Almost all will be more efficient that our hand-picked unbalanced design.

In [None]:
np.random.seed(1234)
[deffic_mnl(np.array(full_factorial)[np.random.choice(full_factorial.shape[0], 8, replace=False), :], 2, betas) for i in range(20)]

[0.012616982133300486,
 0.011695402568277412,
 0.03184815359360849,
 0.03509450126161441,
 0.012031835107409962,
 0.012735934085607309,
 0.012301612107096209,
 0.024778969051915976,
 0.012241126754476505,
 0.015347405493874052,
 0.016536761463146362,
 0.015980132366145514,
 0.017566893133088412,
 0.008988701322920645,
 0.013424721792247204,
 0.02550199312206731,
 0.05737907706040104,
 0.016783149094670952,
 0.011277858292034334,
 0.019826977666191882]

#Orthogonality

We pick rows that cannot tell attribute
(column) 2 vs 3.

In [None]:
np.random.seed(1234)
sub_fact = np.array(full_factorial)[np.random.choice(full_factorial.shape[0], 20, replace=False), :]
sub_fact
sub_fact_orth = sub_fact[[ 0, 1, 3, 7, 9, 11, 12, 15],:]
sub_fact_orth

array([[ 800. ,    4.7,    1.8, 1000. ,    5.8,    1.8],
       [1200. ,    4.7,    1.8, 1000. ,    4.7,    3.2],
       [1000. ,    5.8,    3.2, 1000. ,    4.7,    1.8],
       [1200. ,    4.7,    1.8,  800. ,    5.8,    1.8],
       [ 800. ,    5.8,    3.2, 1000. ,    5.8,    3.2],
       [1000. ,    4.7,    1.8, 1200. ,    5.8,    1.8],
       [1000. ,    4.7,    1.8,  800. ,    5.8,    3.2],
       [ 800. ,    5.8,    3.2, 1000. ,    5.8,    1.8]])

In [None]:

deffic_mnl(sub_fact_orth, 2, betas)

0.028968245815118584

# The workflow

1) Define attributes and levels


2) Pilot Study to get some tentative Betas

3) Design of the Experiment

4) Design the Survey

5) Conduct the survey and data analysis

# Recommendations


* **Which variables should we choose?**
 Create an exhaustive list of attributes, the reduce it to a number between 3 to 7 by discarding some and merging others (important combinations of a pair of attributes).

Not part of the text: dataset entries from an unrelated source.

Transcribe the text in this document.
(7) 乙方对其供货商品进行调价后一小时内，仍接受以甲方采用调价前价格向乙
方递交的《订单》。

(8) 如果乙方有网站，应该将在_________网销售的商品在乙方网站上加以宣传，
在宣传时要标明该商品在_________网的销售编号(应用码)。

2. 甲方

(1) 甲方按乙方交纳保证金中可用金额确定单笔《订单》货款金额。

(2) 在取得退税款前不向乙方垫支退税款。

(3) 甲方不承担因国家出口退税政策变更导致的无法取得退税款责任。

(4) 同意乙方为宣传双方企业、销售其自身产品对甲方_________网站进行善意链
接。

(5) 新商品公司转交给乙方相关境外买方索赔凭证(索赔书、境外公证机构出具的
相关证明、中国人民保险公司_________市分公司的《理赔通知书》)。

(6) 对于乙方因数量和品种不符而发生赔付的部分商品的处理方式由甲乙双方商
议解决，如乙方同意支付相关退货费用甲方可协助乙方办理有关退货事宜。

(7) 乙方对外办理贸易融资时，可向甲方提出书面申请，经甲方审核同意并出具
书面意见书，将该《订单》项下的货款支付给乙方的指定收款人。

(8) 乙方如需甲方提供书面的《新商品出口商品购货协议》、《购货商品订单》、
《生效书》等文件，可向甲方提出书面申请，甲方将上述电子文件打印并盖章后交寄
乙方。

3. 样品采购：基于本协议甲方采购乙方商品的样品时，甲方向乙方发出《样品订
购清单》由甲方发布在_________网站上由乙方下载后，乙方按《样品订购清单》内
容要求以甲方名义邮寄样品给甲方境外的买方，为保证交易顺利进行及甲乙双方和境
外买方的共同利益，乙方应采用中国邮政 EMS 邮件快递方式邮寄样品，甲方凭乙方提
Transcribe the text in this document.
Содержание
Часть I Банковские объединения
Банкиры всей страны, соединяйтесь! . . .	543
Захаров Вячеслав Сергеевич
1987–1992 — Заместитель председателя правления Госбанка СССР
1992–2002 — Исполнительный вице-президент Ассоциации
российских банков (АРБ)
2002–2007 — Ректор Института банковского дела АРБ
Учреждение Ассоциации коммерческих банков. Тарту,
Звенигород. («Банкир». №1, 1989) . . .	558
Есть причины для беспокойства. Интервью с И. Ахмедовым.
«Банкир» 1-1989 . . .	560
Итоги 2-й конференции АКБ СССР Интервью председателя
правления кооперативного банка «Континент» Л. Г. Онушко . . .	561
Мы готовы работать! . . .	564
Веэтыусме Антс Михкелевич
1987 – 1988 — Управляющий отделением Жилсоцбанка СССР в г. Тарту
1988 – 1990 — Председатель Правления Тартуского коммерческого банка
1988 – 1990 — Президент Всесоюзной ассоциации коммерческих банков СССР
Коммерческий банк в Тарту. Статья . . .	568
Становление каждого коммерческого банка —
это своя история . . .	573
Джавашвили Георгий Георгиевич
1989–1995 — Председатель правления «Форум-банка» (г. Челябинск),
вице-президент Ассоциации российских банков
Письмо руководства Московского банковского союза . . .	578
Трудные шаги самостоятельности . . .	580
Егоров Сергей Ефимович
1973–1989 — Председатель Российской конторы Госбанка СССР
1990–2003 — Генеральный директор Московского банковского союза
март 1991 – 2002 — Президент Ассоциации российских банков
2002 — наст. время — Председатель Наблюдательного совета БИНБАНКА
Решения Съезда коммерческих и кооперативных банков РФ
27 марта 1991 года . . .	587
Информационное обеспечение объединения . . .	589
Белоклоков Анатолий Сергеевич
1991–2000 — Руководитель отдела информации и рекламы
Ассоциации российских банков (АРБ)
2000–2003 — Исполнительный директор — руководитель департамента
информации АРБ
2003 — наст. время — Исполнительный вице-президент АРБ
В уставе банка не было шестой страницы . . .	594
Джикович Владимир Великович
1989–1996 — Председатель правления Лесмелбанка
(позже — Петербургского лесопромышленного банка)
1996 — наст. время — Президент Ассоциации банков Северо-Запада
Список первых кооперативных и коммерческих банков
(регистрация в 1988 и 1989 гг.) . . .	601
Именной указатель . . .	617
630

For example, screen size and speed can be merged if these do not really vary independently (i.i there are no small fast smartphones), just create a new categorical attribute with a few levels for the realistic combinations.

* **How do we choose the levels?**
 Try a large range and pick the best subset using a computer.

* **How many alternatives**
 From 2 to 3 alternatives can be handled by people before getting into decision fatigue.